Zenefits splashes into health insurance business, takes on broker role

Zenefits, a startup that first began selling cloud-based human resources software, is breaking into the health insurance industry by taking on the role of insurance broker, reports the San Jose Mercury News.

As a health insurance broker, Zenefits acts as the middleman between business and healthcare providers. Because the company monitors insurance sales between providers and employers, in addition to earning a broker fee, Zenefits can offer its benefits management software to businesses for free, according to the article.

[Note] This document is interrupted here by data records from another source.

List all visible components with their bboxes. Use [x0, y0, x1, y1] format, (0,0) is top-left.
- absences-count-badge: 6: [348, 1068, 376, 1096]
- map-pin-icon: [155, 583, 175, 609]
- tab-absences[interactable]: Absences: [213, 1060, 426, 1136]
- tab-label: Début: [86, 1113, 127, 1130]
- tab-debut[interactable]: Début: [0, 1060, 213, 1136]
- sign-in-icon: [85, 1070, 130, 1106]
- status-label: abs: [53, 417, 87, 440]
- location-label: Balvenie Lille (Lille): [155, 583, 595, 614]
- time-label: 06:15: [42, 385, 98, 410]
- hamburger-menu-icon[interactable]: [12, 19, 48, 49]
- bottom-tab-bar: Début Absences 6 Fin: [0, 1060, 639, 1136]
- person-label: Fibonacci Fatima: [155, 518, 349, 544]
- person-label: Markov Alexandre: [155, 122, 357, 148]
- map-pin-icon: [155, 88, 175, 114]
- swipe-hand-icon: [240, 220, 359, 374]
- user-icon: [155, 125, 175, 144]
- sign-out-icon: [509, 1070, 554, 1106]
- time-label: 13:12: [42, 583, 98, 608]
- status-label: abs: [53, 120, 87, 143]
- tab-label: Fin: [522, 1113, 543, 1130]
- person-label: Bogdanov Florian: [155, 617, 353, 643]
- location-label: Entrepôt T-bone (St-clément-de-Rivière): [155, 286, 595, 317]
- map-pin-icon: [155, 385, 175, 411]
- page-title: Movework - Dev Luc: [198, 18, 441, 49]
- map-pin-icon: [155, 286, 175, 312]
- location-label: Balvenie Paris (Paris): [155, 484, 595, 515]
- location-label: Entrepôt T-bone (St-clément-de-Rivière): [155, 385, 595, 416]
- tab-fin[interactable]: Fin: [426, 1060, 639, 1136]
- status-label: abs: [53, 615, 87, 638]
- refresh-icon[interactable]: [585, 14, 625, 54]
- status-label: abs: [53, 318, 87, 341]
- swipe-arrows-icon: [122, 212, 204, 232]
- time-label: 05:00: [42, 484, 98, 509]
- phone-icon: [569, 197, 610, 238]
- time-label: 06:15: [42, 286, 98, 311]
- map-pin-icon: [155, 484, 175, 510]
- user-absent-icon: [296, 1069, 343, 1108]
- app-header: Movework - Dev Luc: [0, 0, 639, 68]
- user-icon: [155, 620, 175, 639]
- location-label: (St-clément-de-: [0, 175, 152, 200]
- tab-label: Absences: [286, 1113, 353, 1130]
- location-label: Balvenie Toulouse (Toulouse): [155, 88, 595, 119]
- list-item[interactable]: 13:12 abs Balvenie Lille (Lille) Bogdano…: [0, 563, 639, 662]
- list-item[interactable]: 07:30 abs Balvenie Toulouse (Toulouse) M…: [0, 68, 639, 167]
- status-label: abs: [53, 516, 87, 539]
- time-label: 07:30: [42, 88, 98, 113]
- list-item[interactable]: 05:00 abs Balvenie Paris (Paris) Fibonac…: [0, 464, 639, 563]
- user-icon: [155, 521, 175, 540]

The San Francisco-based company launched in April 2013. This August, Zenefits made about $1.5 million in new business--and then doubled that number in October. Revenue in 2014 is expected to grow 20 times greater than in 2013. The company is valued at $500 million, though it is not yet profitable.

Digital healthcare startups continue to be major players in the industry. Funding is expected to double to $6.5 billion by the end of 2017 and has grown at an average annual rate of 31 percent since 2008.

A paperless insurance and benefits program can help small companies such as Oakland's B&C Transit expand without adding human resources staff. Rashid Sigg, the public transit firm's executive vice president of operations, told the SJMN that Zenefits has done just as good a job as the firm's previous broker.

Thanks to Zenefits' growth--the company holds a broker license in every state, with some 2,000 customers nationwide--traditional insurance brokers view Zenefits as a major threat.

"They are certainly a threat to the industry. Every broker in the country is scared now of Zenefits," Paul Mifsud, founder and chief executive of Melita Group, an insurance and HR firm, told SJMN.